Cabrera did not have much to offer when asked about his ongoing struggles.

"I've got nothing to say," Cabrera said. "I just have to keep doing what I'm doing. Work hard, and good things will happen."

The Indians chased A's starter A.J. Griffin from the game after five innings by driving his pitch count to 104, but only managed one unearned run against the right-hander. Swisher delivered a run-scoring single off Oakland lefty Sean Doolittle in the seventh inning, but Cabrera ended that rally with a first-pitch flyout to left field with the bases loaded.

On the night, Cleveland's left-on-base total and Cabrera's jersey number were one in the same: 13.

The Indians finished with eight hits and nine walks, but managed only two runs. It marked the first time since a 2-1 loss to the Red Sox on April 11, 1969, that Cleveland had at least that many hits and walks, but finished with two or fewer runs.

"This is a good lineup we're going against right now," A's catcher Stephen Vogt said. "Our pitchers have been sharp all year and are continuing to be. When it comes down to crunch time, they're making the pitches that need to get made and we're playing solid defense. That's a good combination."

Masterson certainly did his part.

The big right-hander worked 7 2/3 innings, allowing three runs on seven hits in a 107-pitch performance. Yoenis Cespedes launched an ill-fated 0-1 slider over the wall in left-center field for a two-run home run in the first inning. With the game tied at 2 in the seventh, Eric Sogard delivered a run-scoring single to right that plated Vogt, who sprinted from first base to beat the throw to the plate.

It was not much, but proved to be enough.

"We just couldn't catch a break when it came down to it," Masterson said. "It's a tough one. I'm out there battling. They're out there playing great defense. They're coming to the plate and taking good [at-bats], swinging the bat and all that. The guys were getting on, but we just weren't able to get that extra one.
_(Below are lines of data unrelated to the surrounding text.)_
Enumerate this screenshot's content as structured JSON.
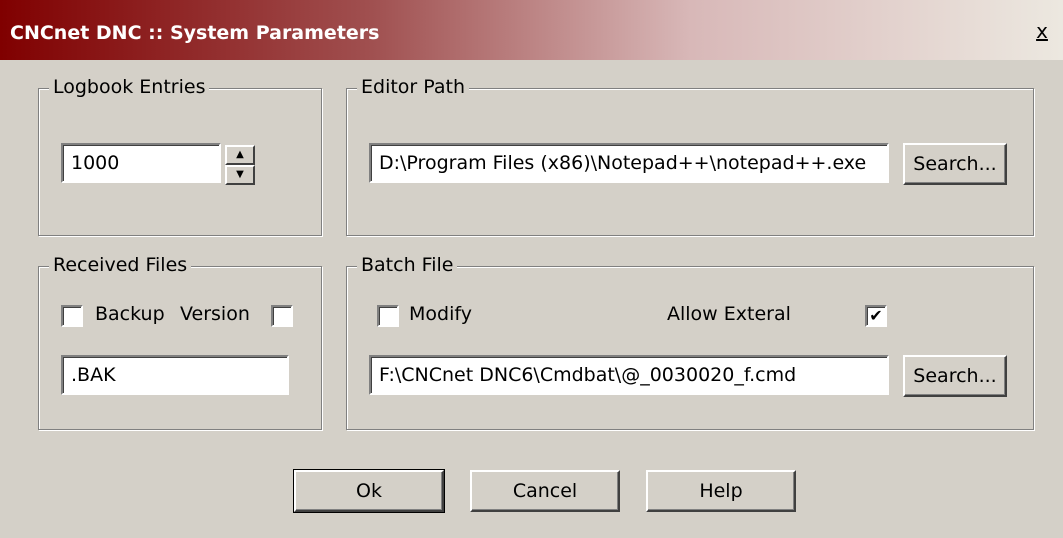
{
  "window": {
    "title": "CNCnet DNC :: System Parameters",
    "close_glyph": "x"
  },
  "logbook": {
    "legend": "Logbook Entries",
    "value": "1000",
    "spin_up": "▲",
    "spin_down": "▼"
  },
  "editor": {
    "legend": "Editor Path",
    "path": "D:\\Program Files (x86)\\Notepad++\\notepad++.exe",
    "search_label": "Search..."
  },
  "received": {
    "legend": "Received Files",
    "backup_label": "Backup",
    "backup_checked": false,
    "version_label": "Version",
    "version_checked": false,
    "extension": ".BAK"
  },
  "batch": {
    "legend": "Batch File",
    "modify_label": "Modify",
    "modify_checked": false,
    "allow_label": "Allow Exteral",
    "allow_checked": true,
    "check_glyph": "✔",
    "path": "F:\\CNCnet DNC6\\Cmdbat\\@_0030020_f.cmd",
    "search_label": "Search..."
  },
  "buttons": {
    "ok": "Ok",
    "cancel": "Cancel",
    "help": "Help"
  }
}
"At those times we needed it, we still hit a ball right at somebody."

Cabrera's final swing of the night fell into that category.

The Indians are counting on him to turn things around.

"People don't really talk about it too much," Masterson said, "but he's one of the biggest leaders on this [team]. He's got the most tenure with the Indians of anybody on this team. He's our guy. He's going to continue to work through it and get back to it, and it's going to be fun to see. I think you'll see him carry us throughout the next couple months."